— Понимаешь, — говорит он спокойно. — Я и сам думал об этом. И я рад, что ты здесь.
— Только до ночи.
— Я бы хотел, чтобы ты задержался.
— Из-за Камбо?
— Не только.
— Тогда из-за Роз?.. У нее появился друг, не так ли? Ты это хотел сказать? И еще ты хотел спросить, откуда мне это известно? Ах, Вальтер, все так просто: посмотри на Роз — и увидишь сам.
— Ее друг бельгиец. Инженер из Брюсселя.
— Вот как? Они часто видятся?
— По-моему, каждый день.
— Любовь?
— Ты мог бы не спрашивать.
— Да, конечно… Он бывает у нее дома?
— Пока нет.
Голос Жака-Анри звучит жестко, куда жестче, чем ему бы хотелось:
— Он не должен там бывать!
— А ты не хотел бы взглянуть на парня?
— Пожалуй…
— Это не трудно устроить. Я скажу Роз, чтобы она привела его на площадь, и ты посмотришь на него из кафе. Роз говорит, что он жил и в Париже.
— Это можно проверить.
— Так остаешься?
Дождь за окном продолжает моросить. Глаза у Жака-Анри слипаются. Он не спал уже больше суток… Голос Ширвиндта доносится до него, словно с другого конца планеты. Роз, Камбо, беженец из Бельгии. И еще — провал в Лилле. Слишком много всего для одного человека. Пять с половиной лет жизни, включая Испанию. Три чужих языка вместо одного родного и имена, нисколько не напоминающие полученное от матери и отца. Альварец, Педро де Эстебано, Марель, Де-Лонг, Лео Шредер и, наконец, Жак-Анри Легран… Вот кончится война, и тогда…
— Что ты решил?
— Хорошо. Скажи Роз, что завтра в девять утра. Вечером слишком плохо видно. А сейчас, извини, я пойду в отель; дай знать Жюлю, что я задержусь в Женеве. У тебя найдется чемодан?

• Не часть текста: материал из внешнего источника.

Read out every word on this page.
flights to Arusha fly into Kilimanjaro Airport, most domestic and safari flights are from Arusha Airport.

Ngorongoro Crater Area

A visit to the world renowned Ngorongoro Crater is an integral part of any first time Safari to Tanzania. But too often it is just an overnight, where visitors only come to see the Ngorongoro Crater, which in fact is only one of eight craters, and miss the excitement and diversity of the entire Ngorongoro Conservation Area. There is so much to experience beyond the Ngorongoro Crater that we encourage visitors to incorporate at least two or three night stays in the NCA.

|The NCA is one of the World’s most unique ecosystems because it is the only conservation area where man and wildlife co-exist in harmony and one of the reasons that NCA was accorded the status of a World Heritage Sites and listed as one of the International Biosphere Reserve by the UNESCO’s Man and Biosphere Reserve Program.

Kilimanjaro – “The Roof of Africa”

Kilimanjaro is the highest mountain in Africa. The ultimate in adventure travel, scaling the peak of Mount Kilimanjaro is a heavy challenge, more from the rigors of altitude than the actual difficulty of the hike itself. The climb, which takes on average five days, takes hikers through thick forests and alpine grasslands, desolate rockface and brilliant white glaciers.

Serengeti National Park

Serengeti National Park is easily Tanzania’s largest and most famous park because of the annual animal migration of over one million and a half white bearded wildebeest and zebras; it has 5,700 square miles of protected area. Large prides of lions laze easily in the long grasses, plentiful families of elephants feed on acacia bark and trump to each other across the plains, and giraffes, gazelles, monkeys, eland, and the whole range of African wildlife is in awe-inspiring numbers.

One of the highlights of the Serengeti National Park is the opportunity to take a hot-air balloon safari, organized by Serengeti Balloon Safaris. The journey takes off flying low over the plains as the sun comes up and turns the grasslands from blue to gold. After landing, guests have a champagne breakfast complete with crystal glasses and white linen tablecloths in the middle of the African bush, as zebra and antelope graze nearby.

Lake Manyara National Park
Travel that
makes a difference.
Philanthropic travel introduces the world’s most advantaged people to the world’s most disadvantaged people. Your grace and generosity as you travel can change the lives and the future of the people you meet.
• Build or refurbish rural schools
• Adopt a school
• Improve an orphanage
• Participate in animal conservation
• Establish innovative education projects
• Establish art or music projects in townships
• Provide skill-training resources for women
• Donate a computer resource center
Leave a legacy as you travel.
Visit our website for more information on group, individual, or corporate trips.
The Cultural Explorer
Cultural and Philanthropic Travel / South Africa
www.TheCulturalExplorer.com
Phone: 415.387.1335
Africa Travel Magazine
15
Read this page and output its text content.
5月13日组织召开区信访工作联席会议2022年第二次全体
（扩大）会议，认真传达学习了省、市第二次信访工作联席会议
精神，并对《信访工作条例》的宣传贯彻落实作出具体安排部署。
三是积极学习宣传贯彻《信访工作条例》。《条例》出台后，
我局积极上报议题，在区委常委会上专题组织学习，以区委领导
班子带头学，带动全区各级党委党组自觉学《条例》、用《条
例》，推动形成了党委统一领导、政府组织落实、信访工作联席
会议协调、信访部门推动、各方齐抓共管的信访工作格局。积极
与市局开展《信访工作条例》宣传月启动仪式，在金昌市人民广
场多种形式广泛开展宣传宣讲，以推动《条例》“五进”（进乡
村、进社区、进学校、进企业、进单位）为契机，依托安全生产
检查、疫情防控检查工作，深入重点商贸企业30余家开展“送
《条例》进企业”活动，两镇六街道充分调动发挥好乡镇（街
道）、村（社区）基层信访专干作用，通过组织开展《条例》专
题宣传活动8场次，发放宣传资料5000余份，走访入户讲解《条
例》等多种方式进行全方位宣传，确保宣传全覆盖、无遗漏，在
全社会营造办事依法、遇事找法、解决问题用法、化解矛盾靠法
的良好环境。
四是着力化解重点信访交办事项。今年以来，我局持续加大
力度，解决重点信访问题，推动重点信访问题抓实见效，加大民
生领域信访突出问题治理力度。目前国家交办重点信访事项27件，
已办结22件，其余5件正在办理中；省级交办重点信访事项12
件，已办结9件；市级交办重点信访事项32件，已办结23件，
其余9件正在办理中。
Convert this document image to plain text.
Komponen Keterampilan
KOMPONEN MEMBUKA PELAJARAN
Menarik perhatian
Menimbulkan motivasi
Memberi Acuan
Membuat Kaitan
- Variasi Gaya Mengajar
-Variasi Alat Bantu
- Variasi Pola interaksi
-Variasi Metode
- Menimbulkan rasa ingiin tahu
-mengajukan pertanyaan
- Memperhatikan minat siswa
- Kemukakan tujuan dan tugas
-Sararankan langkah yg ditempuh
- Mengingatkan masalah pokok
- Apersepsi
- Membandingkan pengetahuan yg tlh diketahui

— Разумеется. И пижама тоже.
— Тем лучше. Тогда — до утра…
Дождь все кропит и кропит на брусчатку, Жака-Анри пронизывает простудная дрожь. На ходу он достает таблетку аспирина и, морщась от отвращения, проглатывает ее. Вот будет славно, если он заболеет! Денег в кармане ровно столько, чтобы прожить в Женеве сутки; на валюту, привезенную Ширвиндту, не, приходится рассчитывать: она вся до сантима нужна для дела.
С озера дует не по-летнему холодный и резкий ветер…
3. Июль, 1942. Брюссель, рю Намюр, 12
Топить камин летним вечером, когда город задыхается от духоты, может только больной или сумасшедший. Тем не менее человек, сидящий на корточках и тяжелыми чугунными щипцами разбивающий комки кокса, совершенно здоров. Кокс раскален добела; язычки пламени, острые, как зубья бороны, рвут на клочки и превращают в пепел, в ничто длинные полоски бумаги. Комната наполняется сладким чадом, и запах этот сквозь щель под дверью проникает на лестницу.
На лестнице трое. Здесь темно и тихо. Старые деревянные ступени, издающие обычно при любом прикосновении длинные скрипы, сегодня безмолвствуют. И это несмотря на то, что каждый из троих весит чуть поменьше центнера.